But their only answer was to nudge each other, and snigger behind their fingers.

This put Luke on his mettle. "Look here, you bantams," he cried, "don't you forget that you've got the High Seneschal's son here, and if you know anything about the widow that's ... well, that's a bit fishy, it's your duty to let me know. If you don't, you may find yourselves in gaol some day. So you just spit it out!" and he glared at them as fiercely as his kindly china-blue eyes would allow.

They began to look scared. "But the widow doesn't know we've seen anything ... and if she found out, and that we'd been blabbing, oh my! wouldn't we catch it!" cried Toby, and his eyes grew round with terror at the mere thought.

"No, you won't catch it. I'll give you my word," said Luke. "And if you've really anything worth telling, the Seneschal will be very grateful, and each of you may find yourselves with more money in your pockets than your three fathers put together have ever had in all their lives. And, anyhow, to begin with, if you'll tell me what you know, you can toss up for this knife, and there's not a finer one to be found in all Lud," and he waved before their dazzled eyes his greatest treasure, a magnificent six-bladed knife, given him one Yule-tide by Master Nathaniel, with whom he had always been a favourite. At the sight of this marvel of cutlery, the little boys proved venal, and in voices scarcely above a whisper and with frequent frightened glances over their shoulders, as if the widow might be lurking in the shadows listening to them, they told their story.

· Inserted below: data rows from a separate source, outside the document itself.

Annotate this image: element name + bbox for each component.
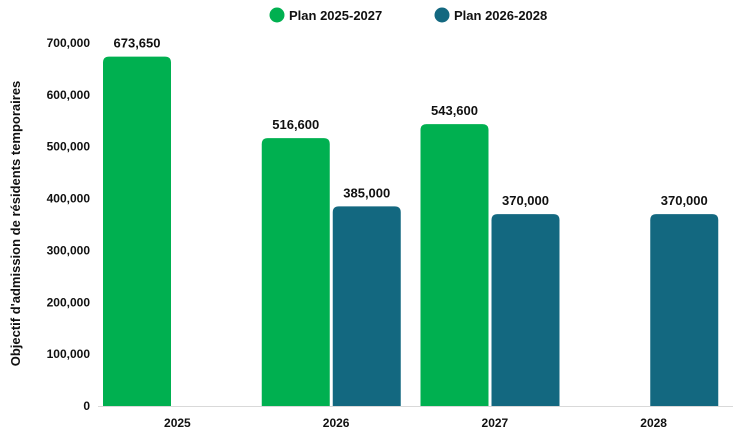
bar-plan-2025-2027-2025 <box>103 56 171 406</box>
bar-value-label: 370,000 <box>661 193 708 208</box>
bar-value-label: 516,600 <box>272 117 319 132</box>
y-tick-label: 300,000 <box>47 243 91 257</box>
x-tick-label: 2028 <box>640 416 667 429</box>
data-labels: 673,650 516,600 385,000 543,600 370,000 370,0… <box>114 36 708 208</box>
bar-value-label: 543,600 <box>431 103 478 118</box>
x-tick-label: 2026 <box>323 416 350 429</box>
x-axis: 2025 2026 2027 2028 <box>98 406 733 429</box>
bar-plan-2025-2027-2027 <box>420 124 489 407</box>
legend: Plan 2025-2027 Plan 2026-2028 <box>269 7 547 23</box>
bars <box>103 56 719 407</box>
y-tick-label: 200,000 <box>47 295 91 309</box>
bar-value-label: 385,000 <box>343 185 390 200</box>
x-tick-label: 2025 <box>164 416 191 429</box>
bar-plan-2025-2027-2026 <box>261 138 330 406</box>
bar-plan-2026-2028-2026 <box>332 206 401 406</box>
bar-plan-2026-2028-2028 <box>650 214 719 406</box>
legend-marker-2 <box>434 7 450 23</box>
x-tick-label: 2027 <box>482 416 509 429</box>
y-axis: 0 100,000 200,000 300,000 400,000 500,000 600,… <box>47 36 91 413</box>
bar-value-label: 673,650 <box>114 36 161 51</box>
y-tick-label: 700,000 <box>47 36 91 50</box>
legend-label-2: Plan 2026-2028 <box>454 8 547 23</box>
axis-title-layer: Objectif d'admission de résidents tempor… <box>8 81 23 367</box>
y-tick-label: 500,000 <box>47 140 91 154</box>
y-axis-title: Objectif d'admission de résidents tempor… <box>8 81 23 367</box>
bar-plan-2026-2028-2027 <box>491 214 560 406</box>
y-tick-label: 0 <box>83 399 90 413</box>
y-tick-label: 400,000 <box>47 192 91 206</box>
bar-value-label: 370,000 <box>502 193 549 208</box>
legend-marker-1 <box>269 7 285 23</box>
y-tick-label: 100,000 <box>47 347 91 361</box>
legend-label-1: Plan 2025-2027 <box>289 8 382 23</box>
y-tick-label: 600,000 <box>47 88 91 102</box>
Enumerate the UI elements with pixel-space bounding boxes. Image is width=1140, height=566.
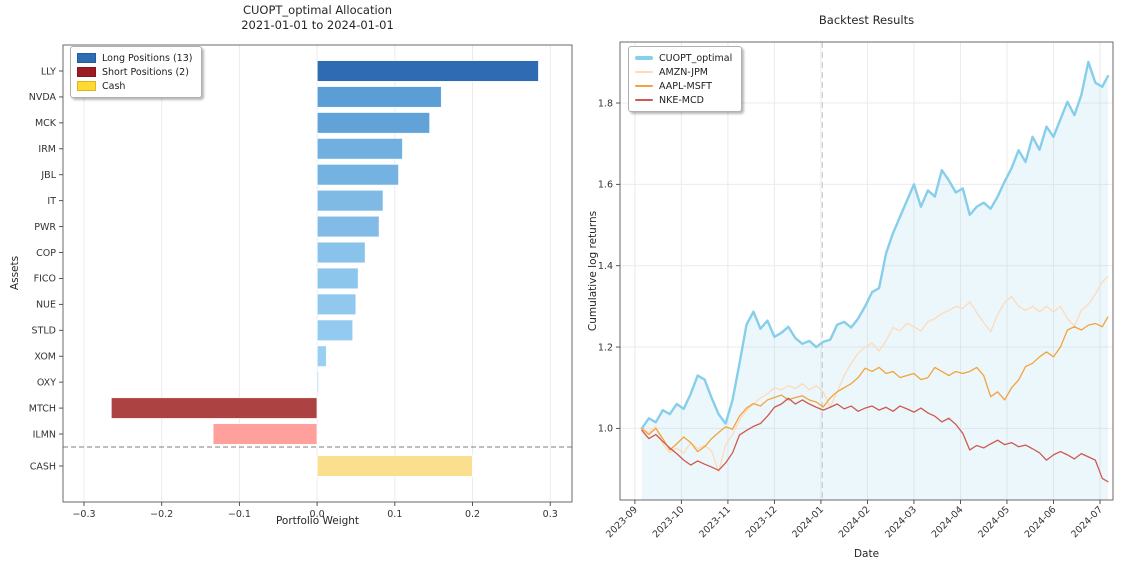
allocation-y-tick-NVDA: NVDA <box>29 92 57 103</box>
backtest-x-tick: 2024-01 <box>790 504 826 540</box>
allocation-y-tick-OXY: OXY <box>37 377 56 388</box>
legend-label: CUOPT_optimal <box>659 52 733 64</box>
backtest-xlabel: Date <box>853 548 880 560</box>
legend-label: Cash <box>102 80 126 92</box>
backtest-x-tick: 2024-02 <box>837 504 873 540</box>
backtest-x-tick: 2023-09 <box>604 504 640 540</box>
allocation-bar-IT <box>316 189 384 212</box>
allocation-bar-IRM <box>316 137 404 160</box>
legend-item: Cash <box>77 79 192 93</box>
legend-swatch-icon <box>77 53 96 63</box>
allocation-plot: −0.3 −0.2 −0.1 0.0 0.1 0.2 0.3 LLY NVDA MCK IRM JBL… <box>29 44 573 520</box>
backtest-x-tick: 2024-03 <box>883 504 919 540</box>
legend-label: Long Positions (13) <box>102 52 193 64</box>
allocation-y-tick-NUE: NUE <box>36 300 56 311</box>
backtest-legend: CUOPT_optimal AMZN-JPM AAPL-MSFT NKE-MCD <box>628 46 743 112</box>
backtest-y-tick: 1.4 <box>598 261 613 272</box>
allocation-bar-MCK <box>316 111 431 134</box>
allocation-bar-COP <box>316 241 366 264</box>
allocation-bar-PWR <box>316 215 380 238</box>
allocation-y-tick-CASH: CASH <box>30 461 56 472</box>
series-line-AMZN-JPM <box>641 276 1109 473</box>
allocation-ylabel: Assets <box>9 255 21 291</box>
backtest-x-tick: 2024-05 <box>976 504 1012 540</box>
allocation-bar-ILMN <box>212 423 318 446</box>
allocation-bar-NUE <box>316 293 357 316</box>
allocation-bar-MTCH <box>110 397 318 420</box>
backtest-x-tick: 2023-10 <box>651 504 687 540</box>
allocation-bar-LLY <box>316 60 540 82</box>
backtest-y-tick: 1.8 <box>598 98 613 109</box>
backtest-x-tick: 2024-04 <box>930 504 966 540</box>
backtest-ylabel: Cumulative log returns <box>587 210 599 332</box>
series-line-AAPL-MSFT <box>641 316 1109 453</box>
allocation-bar-STLD <box>316 319 354 342</box>
allocation-y-tick-MCK: MCK <box>35 118 57 129</box>
backtest-y-tick: 1.2 <box>598 342 613 353</box>
backtest-chart-title: Backtest Results <box>818 13 915 27</box>
allocation-y-tick-FICO: FICO <box>34 274 56 285</box>
legend-item: CUOPT_optimal <box>635 51 732 65</box>
legend-swatch-icon <box>77 67 96 77</box>
allocation-y-tick-MTCH: MTCH <box>29 403 56 414</box>
legend-line-swatch-icon <box>635 85 653 87</box>
series-line-NKE-MCD <box>641 397 1109 483</box>
legend-line-swatch-icon <box>635 99 653 101</box>
legend-label: AMZN-JPM <box>659 66 708 78</box>
allocation-y-tick-STLD: STLD <box>32 326 56 337</box>
legend-item: Short Positions (2) <box>77 65 192 79</box>
allocation-chart-title: CUOPT_optimal Allocation 2021-01-01 to 2… <box>63 3 572 33</box>
allocation-x-tick: −0.1 <box>228 509 251 520</box>
legend-label: Short Positions (2) <box>102 66 189 78</box>
allocation-legend: Long Positions (13) Short Positions (2) Ca… <box>70 46 203 98</box>
allocation-x-tick: 0.1 <box>387 509 402 520</box>
allocation-x-tick: 0.3 <box>543 509 558 520</box>
backtest-x-tick: 2023-12 <box>744 504 780 540</box>
legend-label: AAPL-MSFT <box>659 80 712 92</box>
legend-line-swatch-icon <box>635 56 653 60</box>
allocation-bar-OXY <box>316 371 320 394</box>
legend-item: NKE-MCD <box>635 93 732 107</box>
allocation-bar-NVDA <box>316 85 442 108</box>
allocation-x-tick: −0.2 <box>150 509 173 520</box>
legend-swatch-icon <box>77 81 96 91</box>
allocation-bar-XOM <box>316 345 327 368</box>
allocation-x-tick: 0.2 <box>465 509 480 520</box>
cuopt-fill-area <box>641 61 1108 501</box>
legend-item: AAPL-MSFT <box>635 79 732 93</box>
allocation-x-tick: −0.3 <box>72 509 95 520</box>
backtest-x-tick: 2023-11 <box>697 504 733 540</box>
allocation-y-tick-ILMN: ILMN <box>33 429 56 440</box>
allocation-y-tick-COP: COP <box>36 248 56 259</box>
backtest-y-tick: 1.6 <box>598 180 613 191</box>
legend-line-swatch-icon <box>635 71 653 73</box>
allocation-title-line1: CUOPT_optimal Allocation <box>242 3 393 17</box>
allocation-bar-FICO <box>316 267 359 290</box>
allocation-xlabel: Portfolio Weight <box>275 515 360 527</box>
allocation-y-tick-XOM: XOM <box>34 352 56 363</box>
allocation-bar-CASH <box>316 455 474 477</box>
allocation-y-tick-IT: IT <box>47 196 56 207</box>
allocation-y-tick-LLY: LLY <box>41 66 56 77</box>
backtest-y-tick: 1.0 <box>598 424 613 435</box>
legend-label: NKE-MCD <box>659 94 704 106</box>
legend-item: AMZN-JPM <box>635 65 732 79</box>
legend-item: Long Positions (13) <box>77 51 192 65</box>
backtest-x-tick: 2024-07 <box>1069 504 1105 540</box>
allocation-y-tick-IRM: IRM <box>38 144 56 155</box>
series-line-CUOPT_optimal <box>640 60 1110 430</box>
allocation-y-tick-JBL: JBL <box>40 170 56 181</box>
allocation-y-tick-PWR: PWR <box>34 222 56 233</box>
allocation-x-tick: 0.0 <box>310 509 325 520</box>
allocation-bar-JBL <box>316 163 400 186</box>
allocation-title-line2: 2021-01-01 to 2024-01-01 <box>241 17 394 32</box>
backtest-plot: 1.0 1.2 1.4 1.6 1.8 2023-09 2023-10 2023-11 2023… <box>598 41 1114 540</box>
backtest-x-tick: 2024-06 <box>1023 504 1059 540</box>
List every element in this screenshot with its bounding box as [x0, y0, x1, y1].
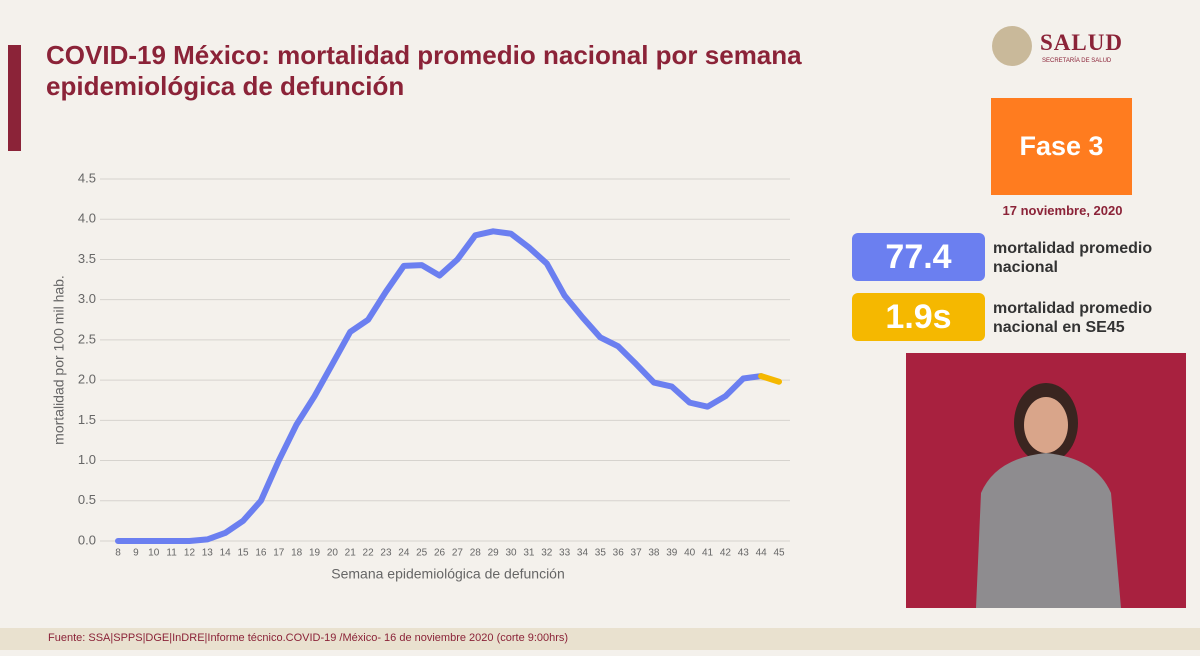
x-tick-label: 10: [148, 548, 160, 559]
x-tick-label: 42: [720, 548, 732, 559]
interpreter-video: [906, 353, 1186, 608]
x-tick-label: 18: [291, 548, 303, 559]
x-tick-label: 23: [380, 548, 392, 559]
x-tick-label: 28: [470, 548, 482, 559]
y-tick-label: 4.5: [78, 170, 96, 185]
y-tick-label: 1.0: [78, 452, 96, 467]
y-tick-label: 1.5: [78, 412, 96, 427]
x-tick-label: 38: [648, 548, 660, 559]
x-tick-label: 20: [327, 548, 339, 559]
source: Fuente: SSA|SPPS|DGE|InDRE|Informe técni…: [48, 632, 569, 644]
seal: [992, 26, 1032, 66]
x-tick-label: 22: [363, 548, 375, 559]
y-tick-label: 3.0: [78, 291, 96, 306]
x-tick-label: 15: [237, 548, 249, 559]
x-tick-label: 44: [756, 548, 768, 559]
x-tick-label: 9: [133, 548, 139, 559]
line-series: [115, 228, 765, 544]
chart-title: COVID-19 México: mortalidad promedio nac…: [46, 40, 802, 101]
x-tick-label: 31: [523, 548, 535, 559]
x-tick-label: 33: [559, 548, 571, 559]
x-tick-label: 12: [184, 548, 196, 559]
x-tick-label: 29: [488, 548, 500, 559]
x-tick-label: 37: [631, 548, 643, 559]
x-tick-label: 36: [613, 548, 625, 559]
phase-badge: Fase 3: [991, 98, 1132, 195]
stat-value: 77.4: [852, 233, 985, 281]
logo-subtext: SECRETARÍA DE SALUD: [1042, 58, 1112, 64]
x-tick-label: 40: [684, 548, 696, 559]
y-tick-label: 2.5: [78, 331, 96, 346]
accent-bar: [8, 45, 21, 151]
x-tick-label: 34: [577, 548, 589, 559]
footer-bar: [0, 628, 1200, 650]
y-tick-label: 0.5: [78, 492, 96, 507]
x-tick-label: 32: [541, 548, 553, 559]
x-tick-label: 39: [666, 548, 678, 559]
x-tick-label: 13: [202, 548, 214, 559]
x-axis-label: Semana epidemiológica de defunción: [331, 566, 565, 582]
interpreter: [976, 383, 1121, 608]
x-tick-label: 43: [738, 548, 750, 559]
x-tick-label: 17: [273, 548, 285, 559]
stat-label: mortalidad promedio nacional: [993, 240, 1153, 276]
logo: SALUD SECRETARÍA DE SALUD: [992, 26, 1142, 70]
line-series: [758, 373, 782, 385]
date: 17 noviembre, 2020: [1002, 203, 1123, 218]
x-tick-label: 16: [255, 548, 267, 559]
stat-value: 1.9s: [852, 293, 985, 341]
x-tick-label: 30: [505, 548, 517, 559]
y-tick-label: 2.0: [78, 372, 96, 387]
x-tick-label: 11: [166, 548, 177, 559]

One night, just before dawn, a cow called Cornflower, from the unusually blue colour of her hide, who had recently been added to the herd, suddenly grew restless and began to moo, the strange moo of blue cows that was like the cooing of doves, and then rose to her feet and trotted away into the darkness. Now Cornflower was a very valuable cow and the widow had given them special injunctions to look after her, so Toby, leaving the other two to mind the rest of the herd, dashed after her into the thinning darkness and though she had got a good start of him was able to keep in her track by the tinkling of her bell. Finally he came on her standing at the brink of the Dapple and nozzling the water. He went close up to her and found that she had got her teeth into something beneath the surface of the stream and was tearing at it in intense excitement. Just then who should drive up in a cart but the widow and Doctor Endymion Leer. They appeared much annoyed at finding Toby, but they helped him get Cornflower away from the water. Bits of straw were hanging from her mouth and it was stained with juices of a colour he had never seen before. The widow then told him to go back to his companions, and said she would herself take Cornflower back to the herd in the morning. And, to account for her sudden appearance on the scene, she said she had come with the doctor to try and catch a very rare fish that only rose to the surface an hour before sunrise. "But you see," went on Toby, "my dad's a great fisherman, and often takes me out with him, but he never told me about this fish in the Dapple that can only be caught before sunrise, and I thought I'd just like to have a peep at it. So instead of going back to the others right away, I hid, I did, behind some trees. And they took some nets, they did, out of the cart, but it wasn't fish they drew up in them ... no it wasn't." He was suddenly seized with embarrassment, and he and his two little friends again began to snigger.

"Out with it!" cried Luke impatiently. "What was in their nets? You'll not get the knife for only half a story, you know."

"You say, Dorian," said Toby bashfully, nudging the second eldest boy; but Dorian, too, would only giggle and hang his head.

"I don't mind saying!" cried Peter, the youngest, valiantly. "It was fairy fruit—that's what it was!"

Luke sprang to his feet. "Busty Bridget!" he exclaimed in a horrified voice. Ranulph began to chuckle. "Didn't you guess right away what it was, Luke?" he asked.

"Yes," went on Peter, much elated by the effect his words had produced, "it was wicker baskets all full of fairy fruit, I know, because Cornflower had torn off the top of one of them."